REPUBLIKA.CO.ID, SURABAYA - Majelis Ulama Indonesia (MUI) Jawa Timur menyarankan warga Syiah di wilayah Kecamatan Karangpenang, Sampang, Madura agar direlokasi ke tempat yang lebih aman.
"Sebaiknya penganut Syiah dilokalisir saja. Tidak bermasyarakat dengan warga lain yang berpaham beda. Dan, ini menjadi tugas pemerintah," ujar Ketua MUI Jatim, KH Abdusshomad Buchori, ketika dikonfirmasi wartawan di Surabaya, Kamis.

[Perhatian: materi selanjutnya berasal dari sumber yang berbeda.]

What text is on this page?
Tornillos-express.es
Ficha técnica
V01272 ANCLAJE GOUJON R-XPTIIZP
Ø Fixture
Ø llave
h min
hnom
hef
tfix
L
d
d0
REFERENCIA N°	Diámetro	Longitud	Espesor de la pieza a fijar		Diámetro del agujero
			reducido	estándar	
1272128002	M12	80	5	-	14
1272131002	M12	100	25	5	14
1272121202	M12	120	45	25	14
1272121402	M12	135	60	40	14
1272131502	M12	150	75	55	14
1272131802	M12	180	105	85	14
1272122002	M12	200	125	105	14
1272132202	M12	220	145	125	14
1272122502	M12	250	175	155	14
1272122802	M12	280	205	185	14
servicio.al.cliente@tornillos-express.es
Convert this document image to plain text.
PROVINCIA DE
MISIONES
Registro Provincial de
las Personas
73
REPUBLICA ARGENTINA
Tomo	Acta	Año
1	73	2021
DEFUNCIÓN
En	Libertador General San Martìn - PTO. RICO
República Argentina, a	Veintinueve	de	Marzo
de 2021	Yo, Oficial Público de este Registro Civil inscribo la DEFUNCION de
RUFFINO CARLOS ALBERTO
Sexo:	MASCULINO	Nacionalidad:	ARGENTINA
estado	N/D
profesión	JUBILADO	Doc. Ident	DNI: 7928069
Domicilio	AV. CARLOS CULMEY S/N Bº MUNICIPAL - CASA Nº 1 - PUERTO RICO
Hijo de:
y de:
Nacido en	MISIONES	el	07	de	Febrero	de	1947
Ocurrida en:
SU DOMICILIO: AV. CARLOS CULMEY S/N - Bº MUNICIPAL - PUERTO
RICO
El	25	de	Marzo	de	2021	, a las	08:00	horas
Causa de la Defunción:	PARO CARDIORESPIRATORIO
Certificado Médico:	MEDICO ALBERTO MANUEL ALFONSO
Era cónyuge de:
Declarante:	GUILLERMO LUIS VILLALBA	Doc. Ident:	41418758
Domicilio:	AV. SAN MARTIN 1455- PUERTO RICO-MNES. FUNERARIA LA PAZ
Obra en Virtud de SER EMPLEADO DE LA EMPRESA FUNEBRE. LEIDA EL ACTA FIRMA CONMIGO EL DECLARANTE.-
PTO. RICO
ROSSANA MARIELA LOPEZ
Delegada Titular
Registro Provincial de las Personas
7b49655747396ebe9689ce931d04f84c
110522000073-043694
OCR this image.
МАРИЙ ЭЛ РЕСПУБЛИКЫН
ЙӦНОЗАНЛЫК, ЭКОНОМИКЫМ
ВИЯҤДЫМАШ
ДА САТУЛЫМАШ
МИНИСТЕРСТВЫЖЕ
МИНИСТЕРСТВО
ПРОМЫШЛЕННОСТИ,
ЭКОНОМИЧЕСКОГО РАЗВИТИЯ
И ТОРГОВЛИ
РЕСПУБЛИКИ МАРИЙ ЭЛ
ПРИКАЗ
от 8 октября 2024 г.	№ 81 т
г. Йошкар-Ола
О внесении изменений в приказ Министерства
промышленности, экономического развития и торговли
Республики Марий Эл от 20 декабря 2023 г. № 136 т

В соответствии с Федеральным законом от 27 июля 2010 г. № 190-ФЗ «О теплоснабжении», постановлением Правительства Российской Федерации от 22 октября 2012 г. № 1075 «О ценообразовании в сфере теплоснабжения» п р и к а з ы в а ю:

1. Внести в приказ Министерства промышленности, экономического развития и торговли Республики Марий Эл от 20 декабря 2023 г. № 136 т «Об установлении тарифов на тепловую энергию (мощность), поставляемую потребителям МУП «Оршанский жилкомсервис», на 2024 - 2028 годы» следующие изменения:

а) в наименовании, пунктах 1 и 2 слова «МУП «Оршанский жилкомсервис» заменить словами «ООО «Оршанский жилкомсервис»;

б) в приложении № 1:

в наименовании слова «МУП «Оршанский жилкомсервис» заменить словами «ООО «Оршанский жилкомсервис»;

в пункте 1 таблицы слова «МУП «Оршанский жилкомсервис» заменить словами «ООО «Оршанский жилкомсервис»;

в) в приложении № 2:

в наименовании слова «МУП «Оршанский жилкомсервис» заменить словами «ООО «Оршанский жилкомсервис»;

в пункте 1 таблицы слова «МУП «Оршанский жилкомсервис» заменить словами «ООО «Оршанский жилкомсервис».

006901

Kejadian pembakaran madrasah dan rumah pimpinan penganut Syiah di Kecamatan Karangpenang, Sampang, dianggap sebagai bom waktu yang meledak. Ini karena sudah sejak lama warga menginginkan agar penganut Syiah pindah.
"Mengembangkan Syiah di Madura memang berat dibandingkan dengan daerah lain. Sebab, mayoritas warga tidak menyetujuinya. Selama Syiah masih ada di sana, itu akan terus menjadi masalah," ucapnya.
Pihaknya mengimbau Syiah tidak berkembang menjadi besar di Indonesia. Sebab, mereka dikhawatirkan akan berkuasa di negeri ini. "Seperti yang terjadi di Iran. Di sana, Syiah dan Sunni sama-sama besar sehingga sering terjadi konflik," papar Shomad.
Konflik pecah antara kelompok Islam Sunni dan Syiah di Sampang. Bupati Sampang, Noer Tjahja, menyebut insiden berawal dari dendam pribadi antara pimpinan kedua kelompok. Kasusnya kemudian merembet pada masalah perbedaan paham.
Untuk menghindari amuk susulan, sekitar 150 pengikut Islam Syiah di wilayah Kecamatan Karangpenang telah diisolasi ke tempat lebih aman. Mereka mendapat penjagaan ketat tim gabungan Polres dan TNI Kodim 0828 Sampang di sebuah lokasi di Kecamatan Karangpenang.